Забарелла задумался. У него не хватало мужества признать правду. Она задевала кардинала за живое. Казалось, Забарелла сорвал с себя маску и заглянул в свою душу. Да, так оно и было: он видел — и не хотел видеть, он знал — и не хотел знать! Как омерзительны судороги страждущего мира, в котором клокочут грязь и кровь, до чего же безумны и наивны пророки, готовые, подобно свиньям, кинуться на его отбросы. Как он ненавидит всё это!
Забарелла звонко и зло захохотал.
На боденских берегах
Голь гуляет в кабаках,
Нет от жуликов спасенья —
Вешай их без промедленья! —
кричал во всю глотку Волькенштайн, размахивая кружкой и выплескивая вино. От жара очага и выпитого вина он весь побагровел. Его собутыльники в такт песне стучали по столу кубками и кружками. Двое сынков констанцских горожан подозвали Тюрли. Они хотели рейнского. К черту домашнюю бурду! Все хотят жить на широкую ногу. Сегодня коммерция потчует поэзию. Гости то и дело чокались с Волькенштайном и Поджо. Порой в приливе дружеских чувств купеческие сынки шлепали их по плечу, от чего Поджо всякий раз болезненно ежился.
— Вы думаете, я ни на что не способен, да? — сказал, покачиваясь, сидевший на скамейке, поставленной на стол, писарь Андреадес, у которого от перепоя расслабли члены, а голова еле держалась на плечах. — Я знаю греческий язык, вы, невежды… греческие стихи, греческие… — не закончил свою мысль писарь и заснул мертвецким сном.
На другом конце стола всхлипывал толстый францисканец, пытаясь неловкими пальцами развязать шнуровку корсажа сидевшей возле него накрашенной молодой женщины.

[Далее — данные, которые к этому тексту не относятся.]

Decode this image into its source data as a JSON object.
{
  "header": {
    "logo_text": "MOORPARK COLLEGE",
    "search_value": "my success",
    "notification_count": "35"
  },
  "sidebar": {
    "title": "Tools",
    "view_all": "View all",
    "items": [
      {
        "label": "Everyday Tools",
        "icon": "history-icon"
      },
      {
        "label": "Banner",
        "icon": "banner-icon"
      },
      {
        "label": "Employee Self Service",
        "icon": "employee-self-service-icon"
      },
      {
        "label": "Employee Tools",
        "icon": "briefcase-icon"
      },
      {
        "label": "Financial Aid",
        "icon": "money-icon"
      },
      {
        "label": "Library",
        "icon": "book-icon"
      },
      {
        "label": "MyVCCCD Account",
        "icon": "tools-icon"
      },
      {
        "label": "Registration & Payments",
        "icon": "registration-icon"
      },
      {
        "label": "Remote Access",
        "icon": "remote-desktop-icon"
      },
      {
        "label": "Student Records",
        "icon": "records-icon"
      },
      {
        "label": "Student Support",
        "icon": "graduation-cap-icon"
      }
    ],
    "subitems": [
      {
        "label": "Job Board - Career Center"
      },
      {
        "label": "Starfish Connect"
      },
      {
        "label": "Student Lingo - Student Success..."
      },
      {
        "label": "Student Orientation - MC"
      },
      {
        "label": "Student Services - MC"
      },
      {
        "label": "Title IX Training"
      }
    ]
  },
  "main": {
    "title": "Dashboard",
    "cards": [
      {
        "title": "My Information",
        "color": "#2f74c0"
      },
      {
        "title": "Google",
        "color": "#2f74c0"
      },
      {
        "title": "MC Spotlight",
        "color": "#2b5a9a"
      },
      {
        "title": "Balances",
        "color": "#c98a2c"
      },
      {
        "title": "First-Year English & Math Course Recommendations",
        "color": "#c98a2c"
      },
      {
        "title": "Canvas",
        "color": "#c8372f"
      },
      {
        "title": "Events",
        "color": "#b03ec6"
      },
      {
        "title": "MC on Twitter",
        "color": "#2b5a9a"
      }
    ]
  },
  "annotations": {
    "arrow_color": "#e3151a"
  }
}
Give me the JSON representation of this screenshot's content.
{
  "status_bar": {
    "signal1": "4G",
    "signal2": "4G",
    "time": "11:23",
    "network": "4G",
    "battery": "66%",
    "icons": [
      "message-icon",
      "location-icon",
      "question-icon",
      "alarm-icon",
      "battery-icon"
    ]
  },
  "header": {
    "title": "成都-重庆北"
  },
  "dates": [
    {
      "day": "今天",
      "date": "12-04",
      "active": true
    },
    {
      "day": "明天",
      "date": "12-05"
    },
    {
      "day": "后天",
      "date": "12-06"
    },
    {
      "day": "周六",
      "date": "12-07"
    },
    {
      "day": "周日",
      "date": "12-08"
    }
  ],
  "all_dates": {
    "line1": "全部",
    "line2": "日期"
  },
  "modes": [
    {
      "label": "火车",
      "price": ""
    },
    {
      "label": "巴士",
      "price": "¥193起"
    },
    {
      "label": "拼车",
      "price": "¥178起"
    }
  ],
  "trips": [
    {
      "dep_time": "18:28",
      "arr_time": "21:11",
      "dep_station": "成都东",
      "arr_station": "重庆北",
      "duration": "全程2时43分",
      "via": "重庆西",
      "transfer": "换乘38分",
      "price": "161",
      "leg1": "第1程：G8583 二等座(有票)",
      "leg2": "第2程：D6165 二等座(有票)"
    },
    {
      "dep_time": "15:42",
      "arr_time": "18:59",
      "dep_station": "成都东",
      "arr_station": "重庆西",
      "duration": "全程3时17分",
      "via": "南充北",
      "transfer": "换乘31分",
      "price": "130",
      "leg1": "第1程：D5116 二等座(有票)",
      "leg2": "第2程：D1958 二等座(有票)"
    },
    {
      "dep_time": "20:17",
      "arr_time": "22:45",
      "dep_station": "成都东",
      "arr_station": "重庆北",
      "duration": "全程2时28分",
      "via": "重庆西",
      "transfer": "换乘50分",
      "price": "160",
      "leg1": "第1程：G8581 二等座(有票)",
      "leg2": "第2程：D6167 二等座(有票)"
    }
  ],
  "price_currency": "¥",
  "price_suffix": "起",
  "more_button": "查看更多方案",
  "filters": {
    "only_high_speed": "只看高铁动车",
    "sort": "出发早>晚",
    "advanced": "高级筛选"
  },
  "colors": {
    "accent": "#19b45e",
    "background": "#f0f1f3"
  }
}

Когда он достиг в этом деле кое-какого успеха, девка шлепнула монаха по рукам. Францисканец отстал от нее и взялся за кружку.
Эй, монах, монашек,
Пей, не унывай!
Тебе, другу чаши,
Уготован рай!
Один из констанцев запел песенку, а другой нетвердыми шагами подкрался к креслу достойного отца и, подняв кружку над лысым черепом монаха, вылил тонкой струйкой вино на его макушку:
— Крещаю тя со имя святого Вакха и святой Венеры! Аминь!
— Братия, братия!.. — бормотал монах, окрещенный вином.
— Э, да здесь… францисканец! — сказал проснувшийся Андреадес. — Францисканцев мы сжигаем на костре! Мой господин кардинал дʼАйи…
— Ты что совращаешь Бригиту? — закричали на монаха со всех сторон. — Совести у тебя нет, толстопузый паршивец! Со вчерашнего дня Бригита — святая. Шведы представили ее собору, и он причислил ее к лику святых.
— Нет, братцы, вы говорите что-то не то… — возразил толстяк. — Та… Та святая не похожа на эту. Та… ста… статуя!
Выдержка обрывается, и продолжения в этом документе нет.